У Джима появился небольшой круг друзей из числа наиболее загадочных и “взрывоопасных” студентов киношколы. Те четверо, что были его самыми близкими друзьями, взятые по отдельности, были вполне обычными студентами, но вместе они становились “дурными” или, на худой конец, слегка ненормальными.

Наиболее странным был Деннис Джэкоб, ещё застенчивый, но часто воинственный студентвыпускник, большого ума, которого за глаза звали Крысой или Лаской из-за торопливой походки и горбатой от многочасового сидения над монтажной машиной спины. Деннис был человеком одержимым, натуральным воплощением советского режиссёра Сергея Эйзенштейна. Впоследствии он станет спецассистентом Фрэнсиса Копполы в “Апокалипсисе Сегодня ”.

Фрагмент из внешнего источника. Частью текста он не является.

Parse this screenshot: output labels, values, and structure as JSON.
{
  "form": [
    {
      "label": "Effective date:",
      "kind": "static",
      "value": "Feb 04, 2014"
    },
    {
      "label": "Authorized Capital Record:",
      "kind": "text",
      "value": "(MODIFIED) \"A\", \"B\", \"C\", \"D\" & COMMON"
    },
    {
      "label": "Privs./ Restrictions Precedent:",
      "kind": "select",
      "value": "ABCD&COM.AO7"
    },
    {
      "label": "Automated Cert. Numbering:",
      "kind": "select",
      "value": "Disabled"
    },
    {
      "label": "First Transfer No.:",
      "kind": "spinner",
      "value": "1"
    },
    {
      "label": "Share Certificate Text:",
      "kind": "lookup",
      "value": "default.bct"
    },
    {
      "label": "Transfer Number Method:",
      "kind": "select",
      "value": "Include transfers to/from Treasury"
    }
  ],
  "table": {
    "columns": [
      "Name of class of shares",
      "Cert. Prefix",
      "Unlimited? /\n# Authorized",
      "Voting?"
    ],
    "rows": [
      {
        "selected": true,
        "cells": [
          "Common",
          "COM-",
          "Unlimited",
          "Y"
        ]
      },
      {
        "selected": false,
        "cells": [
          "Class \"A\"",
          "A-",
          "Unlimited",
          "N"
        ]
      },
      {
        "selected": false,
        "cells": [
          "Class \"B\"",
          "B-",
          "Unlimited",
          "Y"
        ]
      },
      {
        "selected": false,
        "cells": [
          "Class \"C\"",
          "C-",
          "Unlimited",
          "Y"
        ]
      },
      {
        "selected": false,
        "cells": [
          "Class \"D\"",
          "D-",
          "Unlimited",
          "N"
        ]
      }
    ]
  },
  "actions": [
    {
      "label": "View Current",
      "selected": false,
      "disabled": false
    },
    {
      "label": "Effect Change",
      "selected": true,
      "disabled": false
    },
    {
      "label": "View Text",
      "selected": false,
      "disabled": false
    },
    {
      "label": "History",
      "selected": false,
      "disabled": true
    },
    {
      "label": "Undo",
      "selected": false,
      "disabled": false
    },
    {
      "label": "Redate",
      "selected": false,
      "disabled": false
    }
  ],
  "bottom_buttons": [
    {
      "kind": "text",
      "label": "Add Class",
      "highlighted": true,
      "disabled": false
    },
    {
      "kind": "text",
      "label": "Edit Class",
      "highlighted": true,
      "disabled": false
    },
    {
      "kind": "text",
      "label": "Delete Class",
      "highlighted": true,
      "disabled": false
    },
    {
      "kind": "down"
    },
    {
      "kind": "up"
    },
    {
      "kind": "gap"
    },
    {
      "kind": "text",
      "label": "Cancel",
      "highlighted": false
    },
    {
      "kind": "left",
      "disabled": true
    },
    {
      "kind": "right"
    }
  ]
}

Одной из причин того, что Джим заинтересовался Деннисом, было то, что тот прочитал не меньше книг, чем Джим, а то и больше. Он прочитал, в том числе, и работы Ницше, и их они обсуждали чаще всего. К тому времени, как они познакомились, Джим прочитал большую часть написанного немецким философом. “Генеалогию морали” и “По ту сторону добра и зла ” он прочитал ещё в школе. Несколько позже он открыл для себя “Рождение трагедии из духа музыки” – небольшой томик, оказавший огромное влияние на “Жизнь против Смерти” Нормана О. Брауна. Эта книга, первый труд Ницше – весьма нетрадиционное, но одно из наиболее выстроенных произведение, даже и сделанное в форме трагедии. Эта работа посвящена классическому конфликту между аполлонским искусством скульптуры и дионисийским искусствоммузыки. Как и Ницше, Джим сравнивал себя со страдающим Дионисом, который был “на самом деле его собственная, чистейшая исконная боль и её подлинное отражение”. Но за страданием следовало достойное вознаграждение. Суть была не в превосходстве чьего -то индивидуального сознания, а прежде всего – в экстатическом растворении личного сознания в “первородной природе космоса” – в том, что Джим и его друзья станут потом называть “Universal Mind”.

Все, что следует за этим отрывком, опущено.